Je suis venu passer quelques semaines chez mon camarade suisse Julius, qui vient d’arriver sur sa concession, sur son home-stead (comme nous disons au Canada). C’est en pleine forêt, assez loin au nord de Prince-Albert dans la Saskatchewan : les fermes sont encore très clairsemées. Je l’ai trouvé logé sous la tente ; à proximité, dans un enclos provisoire, paissent ses quatre chevaux ; je suis venu pour l’aider à bâtir son shack (sa maison). Tout de suite, nous nous sommes mis au travail. Nous avons d’abord choisi et abattu une cinquantaine de pins au fût bien droit, nous les avons sciés sur place à la longueur voulue. Avec deux chevaux, nous servant d’une grosse chaîne et d’un palonnier, nous les avons halés à pied d’œuvre ; en entrecroisant les troncs, nous avons monté les murs, si l’on peut dire, laissant des ouvertures pour la porte et les fenêtres. Une charge de planches transportée du Sud par mon camarade nous permit de faire rapidement la toiture et le plancher, sous lequel nous avions creusé au préalable une cave profonde et spacieuse où les légumes (pommes de terre et betteraves) ne gèleraient pas pendant les plus grands froids.

Sur le toit, du carton bitumé recouvert d’une couche de glaise qui maintiendra la chaleur ; deux châssis vitrés, représentant les fenêtres ; une solide porte enfin.

Pour terminer, le « bouzillage », qui consiste, avec du foin et de la glaise soigneusement mélangés, à boucher les fentes entre les troncs d’arbres. Même procédé de construction pour l’écurie. Il nous restait le plus important à faire : creuser un puits.

Nous eûmes la chance de trouver l’eau à 6 mètres sans rencontrer de couche rocheuse : un coffrage en planches termina le travail.

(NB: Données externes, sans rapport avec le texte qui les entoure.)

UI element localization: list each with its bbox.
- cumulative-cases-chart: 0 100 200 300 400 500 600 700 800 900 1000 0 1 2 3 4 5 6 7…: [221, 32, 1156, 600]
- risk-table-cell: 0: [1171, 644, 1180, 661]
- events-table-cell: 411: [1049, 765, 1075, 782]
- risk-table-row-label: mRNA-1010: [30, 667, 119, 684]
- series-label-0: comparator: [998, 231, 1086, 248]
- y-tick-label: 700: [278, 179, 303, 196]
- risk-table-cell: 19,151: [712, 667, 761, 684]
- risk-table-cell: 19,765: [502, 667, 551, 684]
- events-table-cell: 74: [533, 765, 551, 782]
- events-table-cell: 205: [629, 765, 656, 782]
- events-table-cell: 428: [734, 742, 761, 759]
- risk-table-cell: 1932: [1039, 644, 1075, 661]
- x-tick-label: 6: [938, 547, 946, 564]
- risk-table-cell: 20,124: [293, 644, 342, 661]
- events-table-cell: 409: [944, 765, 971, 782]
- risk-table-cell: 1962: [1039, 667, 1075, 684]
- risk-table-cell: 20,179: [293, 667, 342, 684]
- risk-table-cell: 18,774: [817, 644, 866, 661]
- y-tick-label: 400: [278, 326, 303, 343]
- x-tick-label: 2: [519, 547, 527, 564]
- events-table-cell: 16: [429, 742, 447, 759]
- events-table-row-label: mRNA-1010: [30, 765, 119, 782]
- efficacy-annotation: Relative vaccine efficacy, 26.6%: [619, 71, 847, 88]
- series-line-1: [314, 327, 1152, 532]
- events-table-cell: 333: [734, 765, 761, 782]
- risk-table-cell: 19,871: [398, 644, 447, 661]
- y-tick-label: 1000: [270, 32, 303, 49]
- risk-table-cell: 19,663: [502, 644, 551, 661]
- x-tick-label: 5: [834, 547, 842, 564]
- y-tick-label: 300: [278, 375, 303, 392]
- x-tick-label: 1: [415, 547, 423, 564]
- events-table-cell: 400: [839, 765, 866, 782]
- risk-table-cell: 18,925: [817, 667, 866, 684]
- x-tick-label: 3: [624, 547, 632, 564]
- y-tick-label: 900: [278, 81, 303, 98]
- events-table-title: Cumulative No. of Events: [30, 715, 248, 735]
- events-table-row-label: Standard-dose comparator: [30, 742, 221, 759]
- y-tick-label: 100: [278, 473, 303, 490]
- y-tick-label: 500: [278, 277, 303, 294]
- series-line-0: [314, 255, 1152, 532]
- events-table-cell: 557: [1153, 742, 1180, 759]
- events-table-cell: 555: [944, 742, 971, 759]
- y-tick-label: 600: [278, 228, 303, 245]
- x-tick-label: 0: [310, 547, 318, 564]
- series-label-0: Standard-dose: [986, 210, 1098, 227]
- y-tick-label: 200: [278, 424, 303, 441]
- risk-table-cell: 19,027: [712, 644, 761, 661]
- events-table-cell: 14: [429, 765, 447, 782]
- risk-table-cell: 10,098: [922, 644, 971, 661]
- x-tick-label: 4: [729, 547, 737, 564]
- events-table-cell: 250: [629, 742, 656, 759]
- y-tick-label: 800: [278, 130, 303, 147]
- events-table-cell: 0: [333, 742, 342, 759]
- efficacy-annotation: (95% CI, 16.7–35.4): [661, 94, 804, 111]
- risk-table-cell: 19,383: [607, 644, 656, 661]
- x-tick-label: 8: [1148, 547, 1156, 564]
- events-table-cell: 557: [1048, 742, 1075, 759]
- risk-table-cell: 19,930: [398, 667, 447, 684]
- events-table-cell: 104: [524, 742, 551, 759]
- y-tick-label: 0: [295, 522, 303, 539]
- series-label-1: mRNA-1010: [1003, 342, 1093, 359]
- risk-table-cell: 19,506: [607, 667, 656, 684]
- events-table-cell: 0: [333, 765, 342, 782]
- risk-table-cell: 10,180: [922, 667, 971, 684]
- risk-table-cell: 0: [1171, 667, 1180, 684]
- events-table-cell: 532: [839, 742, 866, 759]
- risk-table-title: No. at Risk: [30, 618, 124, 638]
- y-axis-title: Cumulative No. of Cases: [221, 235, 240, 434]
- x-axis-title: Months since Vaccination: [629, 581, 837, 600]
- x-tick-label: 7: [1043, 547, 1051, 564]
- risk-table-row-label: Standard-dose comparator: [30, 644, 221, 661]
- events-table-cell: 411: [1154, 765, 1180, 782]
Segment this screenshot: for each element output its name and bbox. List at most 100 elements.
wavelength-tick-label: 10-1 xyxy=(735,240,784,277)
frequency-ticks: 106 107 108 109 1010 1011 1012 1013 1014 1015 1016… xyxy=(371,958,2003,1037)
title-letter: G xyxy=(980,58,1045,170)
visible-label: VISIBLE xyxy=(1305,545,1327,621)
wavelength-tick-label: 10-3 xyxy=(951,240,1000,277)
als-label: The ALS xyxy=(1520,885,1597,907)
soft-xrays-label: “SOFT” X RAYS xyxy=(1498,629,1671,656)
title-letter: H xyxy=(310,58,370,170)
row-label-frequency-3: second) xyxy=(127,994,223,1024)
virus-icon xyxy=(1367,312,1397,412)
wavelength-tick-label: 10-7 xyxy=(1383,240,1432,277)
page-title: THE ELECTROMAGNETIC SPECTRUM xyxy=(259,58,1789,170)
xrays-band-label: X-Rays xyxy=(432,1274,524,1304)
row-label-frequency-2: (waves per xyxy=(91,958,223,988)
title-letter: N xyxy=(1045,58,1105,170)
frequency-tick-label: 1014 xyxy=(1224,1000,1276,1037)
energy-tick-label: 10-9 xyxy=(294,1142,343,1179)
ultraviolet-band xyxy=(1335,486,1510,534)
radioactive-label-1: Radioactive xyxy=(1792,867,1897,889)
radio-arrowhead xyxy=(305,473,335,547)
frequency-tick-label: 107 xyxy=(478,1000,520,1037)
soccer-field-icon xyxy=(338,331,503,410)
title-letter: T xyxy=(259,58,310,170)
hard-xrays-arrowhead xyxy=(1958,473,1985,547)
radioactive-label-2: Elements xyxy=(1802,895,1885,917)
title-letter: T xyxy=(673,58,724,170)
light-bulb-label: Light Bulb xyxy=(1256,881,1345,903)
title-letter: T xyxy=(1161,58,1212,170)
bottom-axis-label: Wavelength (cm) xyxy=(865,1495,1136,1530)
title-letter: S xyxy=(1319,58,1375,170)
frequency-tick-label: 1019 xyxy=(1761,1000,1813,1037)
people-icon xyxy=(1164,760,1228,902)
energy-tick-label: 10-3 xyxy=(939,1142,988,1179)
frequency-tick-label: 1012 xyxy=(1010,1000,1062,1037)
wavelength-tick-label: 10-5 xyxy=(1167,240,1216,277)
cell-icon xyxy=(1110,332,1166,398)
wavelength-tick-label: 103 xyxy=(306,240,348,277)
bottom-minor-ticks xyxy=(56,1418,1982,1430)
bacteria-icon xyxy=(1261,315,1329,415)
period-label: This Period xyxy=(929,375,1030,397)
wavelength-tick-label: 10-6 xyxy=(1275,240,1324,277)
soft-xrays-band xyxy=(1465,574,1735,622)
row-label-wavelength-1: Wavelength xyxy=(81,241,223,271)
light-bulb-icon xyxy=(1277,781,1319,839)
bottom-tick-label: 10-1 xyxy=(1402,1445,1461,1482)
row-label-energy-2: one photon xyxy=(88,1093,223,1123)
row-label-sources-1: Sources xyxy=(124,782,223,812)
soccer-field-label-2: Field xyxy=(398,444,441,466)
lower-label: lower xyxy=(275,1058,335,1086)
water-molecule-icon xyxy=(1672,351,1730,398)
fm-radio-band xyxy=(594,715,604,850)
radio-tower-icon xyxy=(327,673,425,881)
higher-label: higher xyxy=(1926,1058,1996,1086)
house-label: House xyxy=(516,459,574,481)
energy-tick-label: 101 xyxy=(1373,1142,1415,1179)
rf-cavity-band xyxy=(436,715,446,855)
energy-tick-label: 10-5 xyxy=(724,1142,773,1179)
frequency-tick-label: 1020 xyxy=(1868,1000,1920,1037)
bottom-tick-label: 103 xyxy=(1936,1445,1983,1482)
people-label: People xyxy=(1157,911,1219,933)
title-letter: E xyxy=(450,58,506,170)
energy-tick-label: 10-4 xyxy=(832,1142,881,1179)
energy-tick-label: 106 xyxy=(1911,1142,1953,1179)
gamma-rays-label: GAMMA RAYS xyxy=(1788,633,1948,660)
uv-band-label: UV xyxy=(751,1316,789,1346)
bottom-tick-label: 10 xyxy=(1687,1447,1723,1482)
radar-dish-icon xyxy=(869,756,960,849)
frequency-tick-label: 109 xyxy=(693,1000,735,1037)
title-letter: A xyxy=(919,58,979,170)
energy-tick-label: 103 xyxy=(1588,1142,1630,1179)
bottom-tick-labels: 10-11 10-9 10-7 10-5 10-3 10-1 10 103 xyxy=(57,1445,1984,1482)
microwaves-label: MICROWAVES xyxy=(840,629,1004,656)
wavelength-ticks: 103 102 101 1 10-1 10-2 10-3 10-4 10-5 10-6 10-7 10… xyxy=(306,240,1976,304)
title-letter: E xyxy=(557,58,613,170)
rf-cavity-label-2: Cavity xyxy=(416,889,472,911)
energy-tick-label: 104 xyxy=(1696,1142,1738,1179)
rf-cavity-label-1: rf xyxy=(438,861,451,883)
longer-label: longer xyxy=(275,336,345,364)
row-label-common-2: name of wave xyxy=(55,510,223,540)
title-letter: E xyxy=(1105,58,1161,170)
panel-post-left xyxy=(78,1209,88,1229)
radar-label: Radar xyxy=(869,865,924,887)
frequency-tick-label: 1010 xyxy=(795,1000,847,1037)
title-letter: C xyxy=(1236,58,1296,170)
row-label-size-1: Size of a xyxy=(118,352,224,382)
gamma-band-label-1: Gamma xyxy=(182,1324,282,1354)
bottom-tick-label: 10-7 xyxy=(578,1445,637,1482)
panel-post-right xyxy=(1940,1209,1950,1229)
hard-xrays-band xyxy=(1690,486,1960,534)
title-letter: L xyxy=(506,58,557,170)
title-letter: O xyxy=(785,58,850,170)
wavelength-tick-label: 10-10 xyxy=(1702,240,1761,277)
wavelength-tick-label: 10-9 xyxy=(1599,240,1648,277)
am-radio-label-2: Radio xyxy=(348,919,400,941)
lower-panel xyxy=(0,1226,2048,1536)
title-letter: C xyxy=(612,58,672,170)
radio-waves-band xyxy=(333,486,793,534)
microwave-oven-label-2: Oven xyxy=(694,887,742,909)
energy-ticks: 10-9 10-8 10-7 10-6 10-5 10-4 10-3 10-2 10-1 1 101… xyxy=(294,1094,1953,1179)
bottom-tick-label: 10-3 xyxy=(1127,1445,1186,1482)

Mon ami avait désormais une demeure solide, qui braverait toutes les températures, résisterait à toutes les tempêtes et durerait de nombreuses années : comme matériau, quelques mètres carrés de planche, les arbres pris sur sa concession, un rouleau de carton bitumé, quelques pointes et deux châssis vitrés ; comme outils, nous nous étions servis de nos haches, d’un marteau, d’une scie, d’une pelle et d’une pioche, je m’empresse d’ajouter que nous n’avions accompli aucun miracle, mais que ce genre de travaux est fait tous les jours par les pionniers du Nord-Ouest canadien : et cependant il faut avoir créé soi-même quelque chose avec rien et sans bourse délier, pour savoir la satisfaction profonde qu’on en éprouve.

Sur les instances de mon camarade, je prolongeai mon séjour de quelques semaines et j’en profitai pour chasser un peu. Voici quelques notes recueillies sur mon calepin :

Les coyotes (loups de prairie qui vivent aussi en forêt) sont assez rares cette année, ce qui est normal puisque les lièvres de bois ont été décimés l’année dernière par l’épidémie qui les frappe tous les sept ans et qu’il n’en reste plus que quelques individus qui repeupleront peu à peu ; dans six ans, leurs descendants pulluleront. Donc, très peu de coyotes, pas de renards dans la région, peu de visons : tant pis, nous nous contenterons de piéger les belettes (les petites hermines blanches du Canada).

C’est une chasse amusante et assez facile, car ces petits carnassiers sont peu méfiants : de plus, leur peau vaut tout de même un dollar !

J’établis donc une ligne de trappe en forme de cercle qui part de notre shack et m’y ramène : dans les endroits où les empreintes sont nombreuses, je construis avec des branchettes piquées verticalement dans la neige un petit enclos où je dépose un membre de lapin ou quelque morceau de viande, et, devant l’ouverture de ce petit parc, je pose tout simplement un piège, ne prenant aucune précaution pour le dissimuler.

Bonne réussite les premiers jours et, chaque soir, je dépouille mes prises, travail assez délicat, car il ne faut surtout pas abîmer la petite queue à touffe noire.

Aujourd’hui ayant donné un coup de main à mon hôte pour des travaux de menuiserie, je ne suis parti inspecter ma ligne que sur le coup de midi. Ayant aperçu hier quelques traces de chevreuil, je me suis encombré de ma grosse carabine 303.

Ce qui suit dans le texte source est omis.